A acessibilidade deve ser respeita pelas empresas privadas, que muitas vezes se dizem socialmente responsáveis, mas no seu próprio ambiente mantém barreiras para o acesso das pessoas com deficiência. Da mesma forma, prédios públicos, muitos dos quais prestam serviços voltados para quem trabalha ou está procurando emprego, precisam estar adaptados e acessíveis a todos. Já existem legislações que expressam claramente estas obrigações, como o Decreto Federal 5.296/04, que, conforme discutimos, define prazos – alguns dos quais já vencidos – para a garantia da acessibilidade. Cabe então ao movimento organizado das pessoas com deficiência, com o apoio do Ministério Público, cobrar e fazer valer aquilo que está garantido por Lei. A acessibilidade é um conceito chave para construção da sociedade inclusiva, sem ela são vedados direitos básicos das pessoas com deficiência, dentre eles os direitos de ir e vir, comunicar-se, se informar, estudar e trabalhar (como viver dignamente sem realizar estas ações?).

Finalmente, para que uma parcela cada vez maior das pessoas com deficiência possa trabalhar e exercer sua cidadania, impõe-se a consolidação do chamado “paradigma da inclusão”, em oposição ao modelo “médico-clínico” que se aplicou à temática da deficiência durante muitas décadas. Nesse contexto, devem ser defeitos mitos e estereótipos em geral associados aqueles com limitações físicas, sensoriais ou cognitivas, que precisam ser vistos como cidadãos, não como “pessoas especiais”, “heróis”, “doentes”, “coitadinhos” ou algo do gênero. Práticas como procurar alguém para trabalhar em função de uma “deficiência mais leve”, e não por sua competência profissional, devem ser combatidas e qualificadas como discriminatórias. E as próprias pessoas com deficiência, que muitas vezes se utilizam da piedade alheia, ou se acomodam com o assistencialismo, devem repensar sua forma de agir.

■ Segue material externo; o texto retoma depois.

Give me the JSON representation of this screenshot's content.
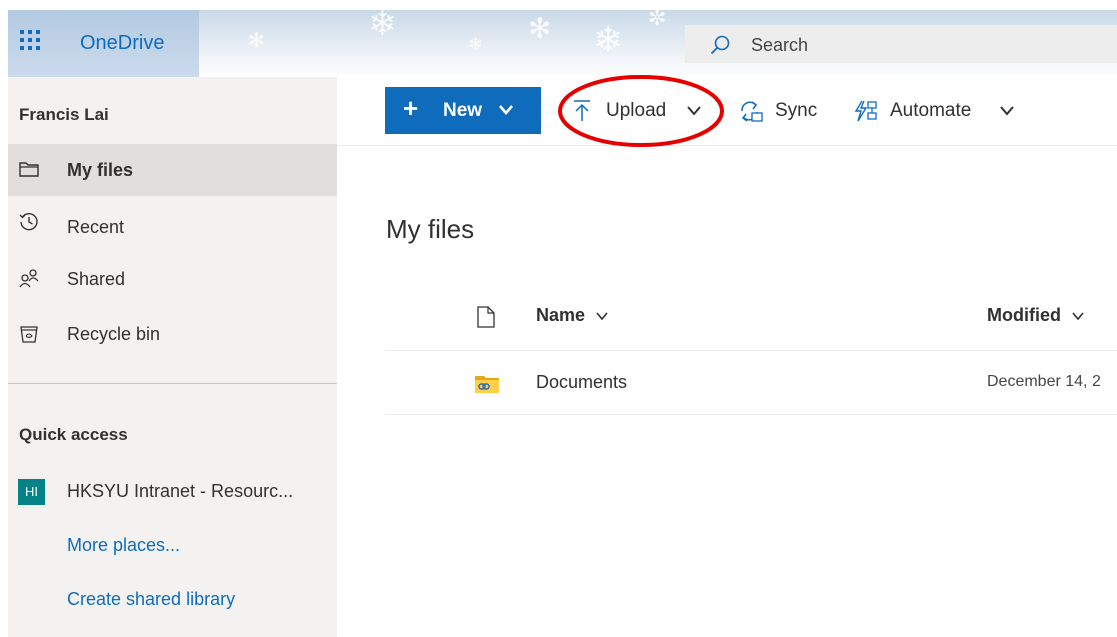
{
  "app": {
    "name": "OneDrive",
    "accent_color": "#0f6cbd"
  },
  "search": {
    "placeholder": "Search",
    "icon": "search-icon"
  },
  "sidebar": {
    "user_name": "Francis Lai",
    "nav_items": [
      {
        "label": "My files",
        "icon": "folder-icon",
        "selected": true
      },
      {
        "label": "Recent",
        "icon": "clock-icon",
        "selected": false
      },
      {
        "label": "Shared",
        "icon": "people-icon",
        "selected": false
      },
      {
        "label": "Recycle bin",
        "icon": "recycle-bin-icon",
        "selected": false
      }
    ],
    "quick_access_title": "Quick access",
    "quick_access_items": [
      {
        "badge": "HI",
        "label": "HKSYU Intranet - Resourc...",
        "badge_color": "#038387"
      }
    ],
    "more_places_label": "More places...",
    "create_library_label": "Create shared library"
  },
  "commands": {
    "new_label": "New",
    "upload_label": "Upload",
    "sync_label": "Sync",
    "automate_label": "Automate"
  },
  "annotation": {
    "type": "red-ellipse",
    "color": "#e60000",
    "target": "Upload"
  },
  "main": {
    "title": "My files",
    "columns": {
      "name": "Name",
      "modified": "Modified"
    },
    "rows": [
      {
        "name": "Documents",
        "modified": "December 14, 2",
        "icon": "shared-folder-icon"
      }
    ]
  }
}
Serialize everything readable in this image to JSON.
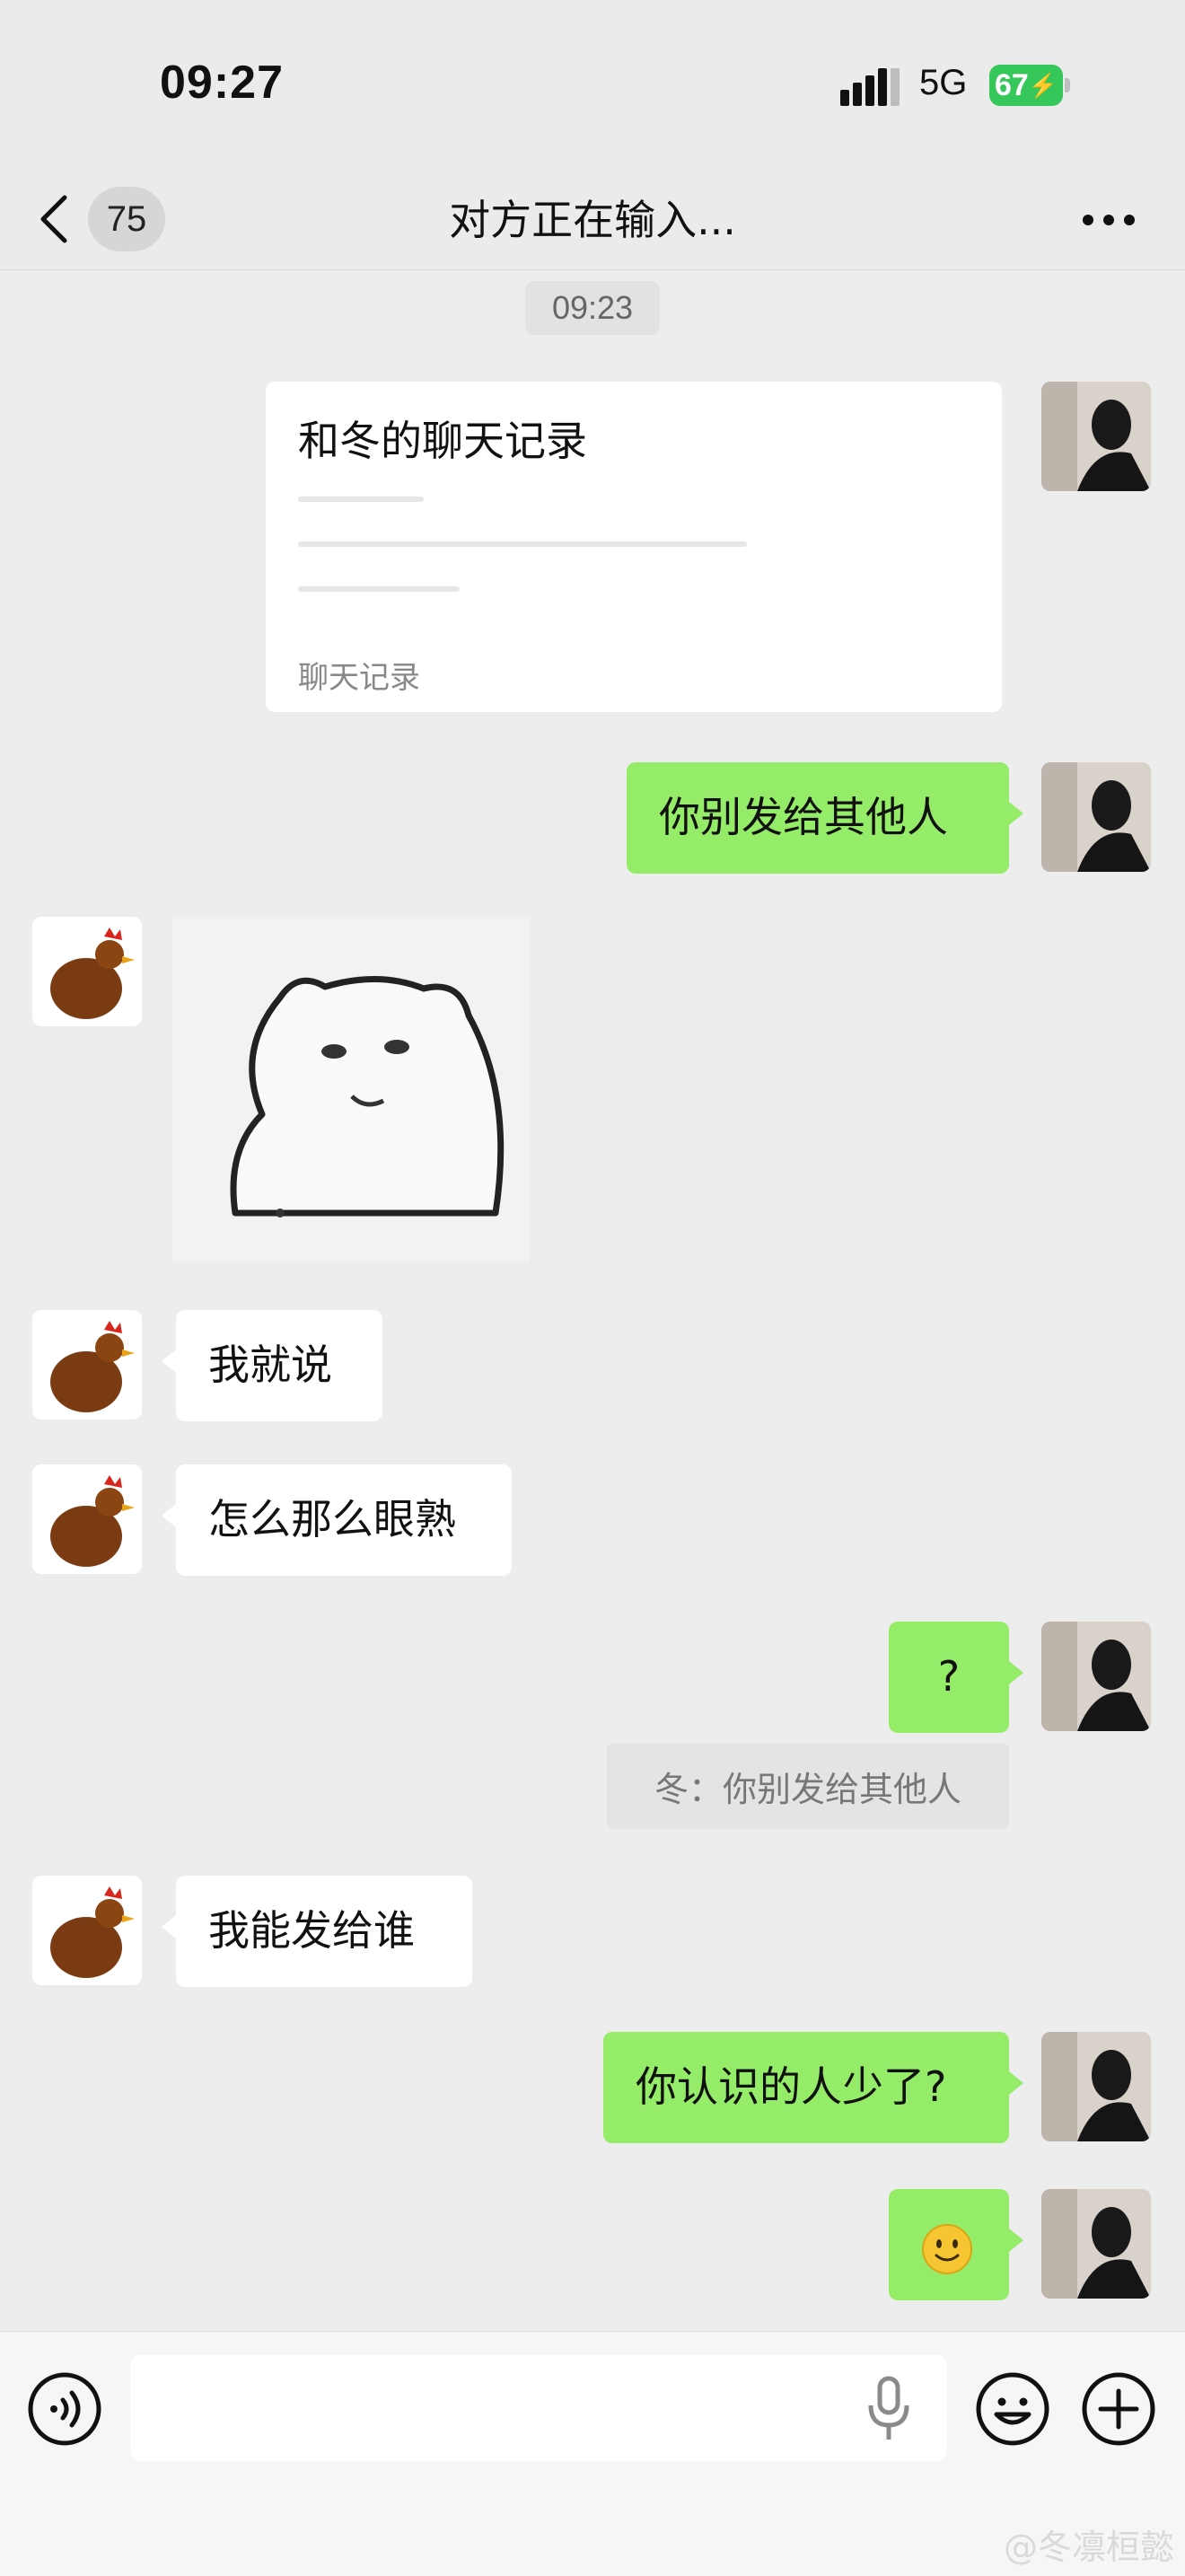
{
  "status_bar": {
    "time": "09:27",
    "network": "5G",
    "battery": "67"
  },
  "nav": {
    "back_count": "75",
    "title": "对方正在输入..."
  },
  "chat": {
    "timestamp": "09:23",
    "chat_record": {
      "title": "和冬的聊天记录",
      "footer": "聊天记录"
    },
    "messages": [
      {
        "from": "me",
        "text": "你别发给其他人"
      },
      {
        "from": "other",
        "type": "sticker"
      },
      {
        "from": "other",
        "text": "我就说"
      },
      {
        "from": "other",
        "text": "怎么那么眼熟"
      },
      {
        "from": "me",
        "text": "?"
      },
      {
        "from": "other",
        "text": "我能发给谁"
      },
      {
        "from": "me",
        "text": "你认识的人少了?"
      },
      {
        "from": "me",
        "type": "emoji",
        "emoji": "smile"
      }
    ],
    "quote": "冬：你别发给其他人"
  },
  "input_bar": {
    "voice_icon": "voice-icon",
    "emoji_icon": "emoji-icon",
    "plus_icon": "plus-icon",
    "mic_icon": "microphone-icon"
  },
  "watermark": "@冬凛桓懿",
  "colors": {
    "my_bubble": "#95ec69",
    "other_bubble": "#ffffff",
    "background": "#ededed"
  }
}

Além de tudo isso, e mesmo com a possível “dinâmica própria” que o emprego das pessoas com deficiência parece ter, é fundamental que as condições econômicas e sociais do país evoluam positivamente. O crescimento econômico acelerado, uma melhor distribuição de renda, serviços públicos com qualidade e programas sociais eficazes, dentre outros aspectos, são benéficos para todos, inclusive, obviamente, para aqueles com algum tipo de deficiência. Por mais que existam especificidades, não há um mundo “específico” das pessoas com deficiência. Elas também sentirão os efeitos da melhora social mais geral, por isso que as políticas específicas – gratuidades, cotas, isenções, benefícios, etc. – não podem ser um fim em si mesmo, mas parte de uma estratégia mais ampla na qual, equiparando oportunidades, todos possam construir um país melhor, mais justo e humano.